The idea of wiser spending can attract politicians from across the political spectrum. In Britain, the groundbreaking Peterborough SIB was initiated under a Labour government, carried forward by a coalition government, and has earned kind words from Prime Minister Theresa May's Conservative Party, says David Robinson, chair of the Peterborough program for the British arm of Social Finance. “What I hope will be the long-term outcome is that government performance does improve.”

Here in the United States, the spirit also has been bipartisan. In Massachusetts, for example, SIBs initiated by former Democratic Gov. Deval Patrick have been taken up by his successor, Republican Gov. Charlie Baker. This past June, as the national debate heated up over immigration, Governor Baker and Social Finance announced a new program to help improve immigrants’ reading skills and provide them with job training in six Massachusetts cities.

Not everyone’s a fan, and even at their best SIBs won't be the answer to every social problem.

When the Maryland Department of Legislative Services looked into the feasibility of an SIB to reduce recidivism, it concluded: “Even when using a set of highly optimistic assumptions, it is clear that pilot reentry programs cannot self-finance their operations. Because pilot programs cannot create a large enough reduction in demand to close a facility, the cost dynamics are driven by much smaller marginal cost savings.”

Even several of the successful SIBs come with caveats for investors. They used multiple targets, some of which were met and paid investors a return. Other targets were not met and did not pay out. 

And while some SIBs offer a sizable return – an ongoing Australian program to reunite institutionalized kids with their families paid out 8.9 percent per year in its first two years – returns are often quite small versus comparable investments.
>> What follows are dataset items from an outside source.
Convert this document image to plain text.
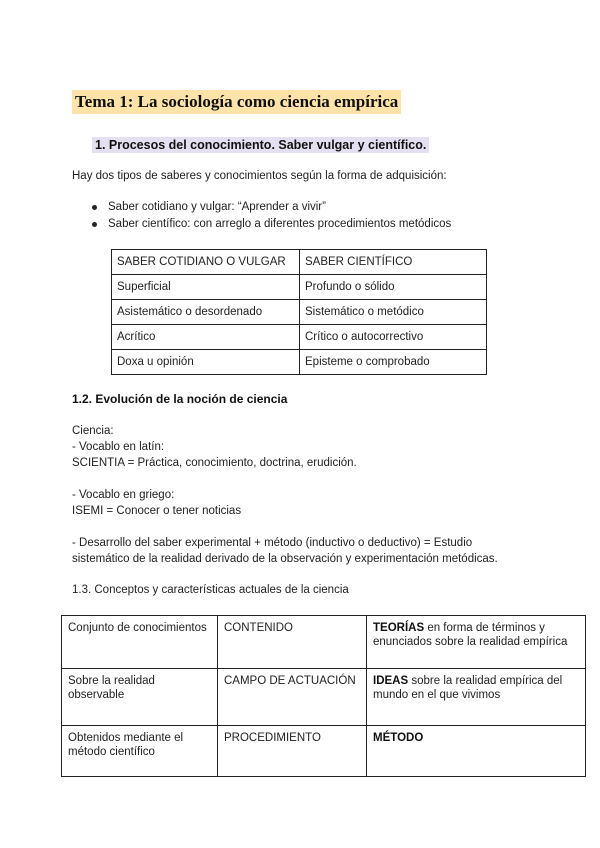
Tema 1: La sociología como ciencia empírica
1. Procesos del conocimiento. Saber vulgar y científico.
Hay dos tipos de saberes y conocimientos según la forma de adquisición:
Saber cotidiano y vulgar: “Aprender a vivir”
Saber científico: con arreglo a diferentes procedimientos metódicos
SABER COTIDIANO O VULGAR	SABER CIENTÍFICO
Superficial	Profundo o sólido
Asistemático o desordenado	Sistemático o metódico
Acrítico	Crítico o autocorrectivo
Doxa u opinión	Episteme o comprobado
1.2. Evolución de la noción de ciencia
Ciencia:
- Vocablo en latín:
SCIENTIA = Práctica, conocimiento, doctrina, erudición.
- Vocablo en griego:
ISEMI = Conocer o tener noticias
- Desarrollo del saber experimental + método (inductivo o deductivo) = Estudio
sistemático de la realidad derivado de la observación y experimentación metódicas.
1.3. Conceptos y características actuales de la ciencia
Conjunto de conocimientos	CONTENIDO	TEORÍAS en forma de términos y enunciados sobre la realidad empírica
Sobre la realidad observable	CAMPO DE ACTUACIÓN	IDEAS sobre la realidad empírica del mundo en el que vivimos
Obtenidos mediante el método científico	PROCEDIMIENTO	MÉTODO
SIBs typically come with a much higher risk of losing one’s capital than traditional bonds, so their appeal is mainly to so-called impact investors, who are willing to accept a less generous risk/reward profile.
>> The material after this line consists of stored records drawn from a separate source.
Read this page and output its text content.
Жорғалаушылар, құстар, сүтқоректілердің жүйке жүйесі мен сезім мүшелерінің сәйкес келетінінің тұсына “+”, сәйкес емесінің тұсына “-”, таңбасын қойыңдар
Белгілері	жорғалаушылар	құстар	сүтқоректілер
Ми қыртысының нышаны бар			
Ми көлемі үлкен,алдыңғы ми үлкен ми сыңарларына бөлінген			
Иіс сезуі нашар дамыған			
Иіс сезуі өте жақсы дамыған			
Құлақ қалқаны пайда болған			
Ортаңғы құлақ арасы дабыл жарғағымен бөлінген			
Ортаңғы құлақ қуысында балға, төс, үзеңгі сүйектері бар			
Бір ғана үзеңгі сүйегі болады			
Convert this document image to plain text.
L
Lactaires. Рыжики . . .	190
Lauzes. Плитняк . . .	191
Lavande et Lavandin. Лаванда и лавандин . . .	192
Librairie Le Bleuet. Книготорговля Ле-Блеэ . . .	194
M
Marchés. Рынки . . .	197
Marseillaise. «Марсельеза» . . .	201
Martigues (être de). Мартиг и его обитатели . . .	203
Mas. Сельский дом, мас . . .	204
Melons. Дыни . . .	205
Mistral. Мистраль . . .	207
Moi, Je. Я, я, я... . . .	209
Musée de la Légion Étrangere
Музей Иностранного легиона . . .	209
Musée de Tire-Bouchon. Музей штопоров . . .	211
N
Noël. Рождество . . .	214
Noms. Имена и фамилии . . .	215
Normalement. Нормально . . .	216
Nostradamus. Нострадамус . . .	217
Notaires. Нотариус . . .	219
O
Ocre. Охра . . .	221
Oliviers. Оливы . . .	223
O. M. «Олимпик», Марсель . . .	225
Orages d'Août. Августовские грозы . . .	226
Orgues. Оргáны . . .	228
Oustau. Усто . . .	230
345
Even successful SIBs don’t always change minds. The Peterborough project, for example, which officially launched the SIB movement, was cut short so that a national prison reform could be implemented. The reform didn’t embrace the lessons that the Peterborough project had uncovered about recidivism, says Mr. Robinson. Under the reforms, “the rehab work that has been done by the contractors is tiny or nonexistent.”

In Britain, which has hosted more SIBs than any other country, momentum has slowed. In 2015, the country initiated 15 of them. In the following two years, it averaged only five a year. Social Finance blames the slowdown on the government, which has establishment a bureaucracy to deal with the projects, which means more consistent vetting of new projects, but which has also slowed down the pace of approvals.
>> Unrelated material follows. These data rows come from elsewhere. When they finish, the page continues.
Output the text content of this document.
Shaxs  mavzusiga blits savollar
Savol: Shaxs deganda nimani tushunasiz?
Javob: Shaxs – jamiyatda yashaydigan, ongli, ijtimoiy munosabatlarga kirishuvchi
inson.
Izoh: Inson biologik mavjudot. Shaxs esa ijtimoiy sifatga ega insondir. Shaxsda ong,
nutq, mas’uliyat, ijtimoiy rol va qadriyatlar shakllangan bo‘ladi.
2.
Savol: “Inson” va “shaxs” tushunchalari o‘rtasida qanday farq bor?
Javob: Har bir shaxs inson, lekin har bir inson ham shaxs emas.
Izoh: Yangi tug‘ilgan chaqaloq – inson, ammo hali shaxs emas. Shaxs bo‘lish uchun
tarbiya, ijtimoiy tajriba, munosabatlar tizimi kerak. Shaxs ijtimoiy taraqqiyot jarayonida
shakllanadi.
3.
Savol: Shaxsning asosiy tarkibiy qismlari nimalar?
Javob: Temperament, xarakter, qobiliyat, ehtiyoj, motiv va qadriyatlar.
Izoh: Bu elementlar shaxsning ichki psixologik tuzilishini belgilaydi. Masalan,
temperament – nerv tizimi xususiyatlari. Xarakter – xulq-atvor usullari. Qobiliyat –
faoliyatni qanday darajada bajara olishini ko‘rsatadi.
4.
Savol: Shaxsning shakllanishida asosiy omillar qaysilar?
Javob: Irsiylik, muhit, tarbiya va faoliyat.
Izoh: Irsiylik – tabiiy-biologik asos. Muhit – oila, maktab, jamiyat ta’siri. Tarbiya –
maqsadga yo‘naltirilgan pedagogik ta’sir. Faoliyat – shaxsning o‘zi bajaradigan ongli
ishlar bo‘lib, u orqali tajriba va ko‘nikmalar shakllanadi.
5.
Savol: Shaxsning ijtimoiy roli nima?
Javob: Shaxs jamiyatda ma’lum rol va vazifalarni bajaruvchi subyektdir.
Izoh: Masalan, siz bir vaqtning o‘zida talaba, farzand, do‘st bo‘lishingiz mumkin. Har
SIB proponents are quick to point out that the bonds can’t substitute for government funding. They only allow government experimentation and close tracking of results. Also, they’re not the proper tool for all social problems.

“It's a work in progress,” says Ms. Palandjian of Social Finance. “It's one of the many tools in a toolbox for governments to use.”

Still, investor interest remains strong. "We are looking to do more pay for success projects on a national level," Miljana Vujosevic, director of impact investments at Prudential Financial, writes in an email. Since investing in the Massachusetts SIB for immigrants, the investment firm has invested or provided grants to other foundations and funds involved in SIBs.